On Purity Culture—a debrief (from James)
Note: This post is a follow-up to the Fundamental Shift podcast series on Purity Culture. If you haven’t heard them, you can listen at the following links and in your favorite podcast app: WTF is “Better?” ; When Purity Culture Kills: The Atlanta Spa Shootings; A Mormon, A Couple Catholics, and A Couple Exvangelicals Walk Into A...Discussion About Purity Culture)
When Grace and I first talked about doing a series on Purity Culture, I thought I knew what we were in for. I knew some of the subject matter would be triggering, fascinating, and maybe shocking depending on the listener, but I wasn’t quite prepared for how it would hit me.
As we spoke with many of our listeners, heard and read your stories, and as I looked around me, I was struck with how multifaceted and far reaching Purity Culture actually is. In addition to the religious horror stories, I also see sex fixations manifesting in similar ways within secular culture, as misconceptions about the relationship between trafficking, sex work, and the justice system continue to spread, making the world less safe for victims and consensual sex workers alike.
Toward the end of our series, I was forced to examine how the culture in which I grew up shaped so much of how I have acted and reacted with relationship partners and potential relationship partners over the years. I was reminded of how strong religious programming is and how much continual effort is required to peel away at those layers, unlearn, retrain.
And of course, we heard from a number of women who reminded us how patriarchy, heteronormativity, and double standards often place the greatest share of the burden on them. Women and girls are seen as failures when they give in to their sexual desires, and when men give into theirs, it’s still a woman’s fault for being too desirable.
Grace shared her experience as a protege of missionary Elisabeth Elliot. I was never a follower of the Elliots, but listening to the clips from our last episode, I could sense in Elliot’s voice a strength that I think drew a lot of women like Grace toward her. Elliot was so influential in part because she projected a sense of authority and freedom that so many women and girls desired for themselves, but as Grace pointed out regarding Elliot and authority figures like her, “They get their freedom by telling us to give ours up.”
Reflecting on this after the episode was published, it occurred to me what else I felt when listening to Elliot speak: Security. Safety. Here is a strong woman telling us there’s a better way, appealing to a higher authority than herself, and doing it with such confidence that, for me at least, it was hard not to relapse, if only momentarily, into a false sense of relief and rest at the idea that I’m not my own, that ultimately nothing is up to me, and that a higher power is in charge.

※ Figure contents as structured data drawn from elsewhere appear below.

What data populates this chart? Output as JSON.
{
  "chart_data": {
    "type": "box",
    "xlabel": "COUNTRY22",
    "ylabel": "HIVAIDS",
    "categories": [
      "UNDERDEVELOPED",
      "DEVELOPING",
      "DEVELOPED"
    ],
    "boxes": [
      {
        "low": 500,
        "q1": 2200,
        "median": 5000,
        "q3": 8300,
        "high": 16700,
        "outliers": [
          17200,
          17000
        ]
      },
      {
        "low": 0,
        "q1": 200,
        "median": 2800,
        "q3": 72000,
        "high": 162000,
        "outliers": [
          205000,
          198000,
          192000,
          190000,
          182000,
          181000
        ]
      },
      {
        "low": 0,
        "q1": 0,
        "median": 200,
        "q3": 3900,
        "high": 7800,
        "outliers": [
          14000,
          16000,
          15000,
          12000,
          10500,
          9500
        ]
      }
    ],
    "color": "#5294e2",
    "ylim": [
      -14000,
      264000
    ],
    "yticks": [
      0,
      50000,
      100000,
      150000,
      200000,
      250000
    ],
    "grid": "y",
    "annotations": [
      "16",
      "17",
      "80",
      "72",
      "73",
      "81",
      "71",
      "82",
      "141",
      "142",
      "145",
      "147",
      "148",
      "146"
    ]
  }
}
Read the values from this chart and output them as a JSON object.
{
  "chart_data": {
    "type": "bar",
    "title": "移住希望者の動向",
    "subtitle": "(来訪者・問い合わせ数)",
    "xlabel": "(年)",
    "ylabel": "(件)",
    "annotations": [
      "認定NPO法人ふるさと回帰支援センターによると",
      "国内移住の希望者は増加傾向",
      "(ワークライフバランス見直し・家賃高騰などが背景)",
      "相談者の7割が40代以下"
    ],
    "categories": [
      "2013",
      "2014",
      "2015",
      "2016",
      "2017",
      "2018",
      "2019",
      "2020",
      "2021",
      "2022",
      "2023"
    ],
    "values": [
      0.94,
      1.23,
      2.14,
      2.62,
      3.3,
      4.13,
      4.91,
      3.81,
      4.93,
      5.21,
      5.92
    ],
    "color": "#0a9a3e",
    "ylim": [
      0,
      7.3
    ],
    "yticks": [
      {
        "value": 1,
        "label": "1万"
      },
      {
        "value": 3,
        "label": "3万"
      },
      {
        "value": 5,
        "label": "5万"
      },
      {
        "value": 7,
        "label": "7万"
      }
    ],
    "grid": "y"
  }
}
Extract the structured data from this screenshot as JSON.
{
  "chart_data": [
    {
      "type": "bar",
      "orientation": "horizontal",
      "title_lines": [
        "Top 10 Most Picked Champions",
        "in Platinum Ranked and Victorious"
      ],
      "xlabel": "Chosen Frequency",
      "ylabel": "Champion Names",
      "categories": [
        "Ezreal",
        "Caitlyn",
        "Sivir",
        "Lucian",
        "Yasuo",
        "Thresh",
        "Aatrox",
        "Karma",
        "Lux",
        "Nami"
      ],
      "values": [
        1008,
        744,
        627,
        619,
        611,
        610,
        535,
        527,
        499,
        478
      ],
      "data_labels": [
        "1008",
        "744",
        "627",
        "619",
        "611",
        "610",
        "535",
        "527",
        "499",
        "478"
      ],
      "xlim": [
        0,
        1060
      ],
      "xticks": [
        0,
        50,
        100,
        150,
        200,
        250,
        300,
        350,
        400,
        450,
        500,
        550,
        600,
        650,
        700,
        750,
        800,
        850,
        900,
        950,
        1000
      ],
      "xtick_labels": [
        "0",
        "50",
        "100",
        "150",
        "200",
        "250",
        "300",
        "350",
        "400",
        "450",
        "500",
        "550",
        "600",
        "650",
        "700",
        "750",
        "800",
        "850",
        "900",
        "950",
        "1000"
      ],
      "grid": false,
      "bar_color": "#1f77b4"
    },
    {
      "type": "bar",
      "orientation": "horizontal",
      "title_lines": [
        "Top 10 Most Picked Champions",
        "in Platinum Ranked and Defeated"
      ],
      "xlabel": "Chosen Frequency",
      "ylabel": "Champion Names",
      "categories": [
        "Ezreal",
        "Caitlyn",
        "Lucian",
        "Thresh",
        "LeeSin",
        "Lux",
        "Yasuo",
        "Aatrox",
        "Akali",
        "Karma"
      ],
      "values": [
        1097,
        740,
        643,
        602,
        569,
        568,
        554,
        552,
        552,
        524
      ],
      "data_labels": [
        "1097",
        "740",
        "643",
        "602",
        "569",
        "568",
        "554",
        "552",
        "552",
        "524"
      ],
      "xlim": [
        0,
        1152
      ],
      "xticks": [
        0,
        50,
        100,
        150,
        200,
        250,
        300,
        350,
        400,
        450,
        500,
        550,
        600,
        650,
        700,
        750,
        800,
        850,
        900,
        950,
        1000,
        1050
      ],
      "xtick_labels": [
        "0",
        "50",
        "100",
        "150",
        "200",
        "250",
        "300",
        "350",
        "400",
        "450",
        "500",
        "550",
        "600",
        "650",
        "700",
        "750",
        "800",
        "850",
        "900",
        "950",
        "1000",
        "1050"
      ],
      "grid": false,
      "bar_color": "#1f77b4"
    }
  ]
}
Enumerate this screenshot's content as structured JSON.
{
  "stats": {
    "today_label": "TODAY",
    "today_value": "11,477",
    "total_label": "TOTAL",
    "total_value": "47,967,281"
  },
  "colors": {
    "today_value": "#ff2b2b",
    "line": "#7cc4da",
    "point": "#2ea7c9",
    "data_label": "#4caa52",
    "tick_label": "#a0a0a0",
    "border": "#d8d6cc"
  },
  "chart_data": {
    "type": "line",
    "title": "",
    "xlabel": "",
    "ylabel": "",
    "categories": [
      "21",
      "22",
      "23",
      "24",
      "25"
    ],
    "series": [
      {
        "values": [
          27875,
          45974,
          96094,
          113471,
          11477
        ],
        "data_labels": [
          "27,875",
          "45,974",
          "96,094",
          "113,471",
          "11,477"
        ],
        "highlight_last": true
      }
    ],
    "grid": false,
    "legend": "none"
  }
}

Honestly, that’s a large part of what I used to find appealing in my churched years: God’s got this; the world is a mess but we aren’t the solution—the Gospel is.
It occurred to me that so many people allow themselves to be subjugated because there’s a sense of security in believing everything is above your pay grade. It feeds the sort of circular thinking that entices good, well-meaning people into a collection of moral presets that function as shortcuts to “doing the right thing.” Ancient texts are distilled down into one person’s interpretation, then that interpretation gets distilled again, and before you know it there’s a huge chunk of impressionable, kind, well-meaning people who decide to kiss dating goodbye and think their sexual ethic is the only right one. Once a person has bought into that reasoning, the real effects of these teachings and practices on people’s lives becomes subordinate to the belief that this is the “right way” handed down from on high. How dare we think we know more about ourselves than the one who literally made us?
It takes a lot of critical thinking, introspection, and honest examination for an indoctrinated person to get to a point where they understand the path down which they have been led (1) may have been based in something that isn’t as literally true as they were taught, and (2) may have caused profound harm to countless people. It takes even more effort to allow these things to matter more than a belief that this set of values came from God.
There’s a lot to sort through here. I sincerely hope those of you who followed this series found value in the stories that were told and were challenged in ways you haven’t been before. Please let us know how these episodes spoke to you. The series may be over, but the conversation continues.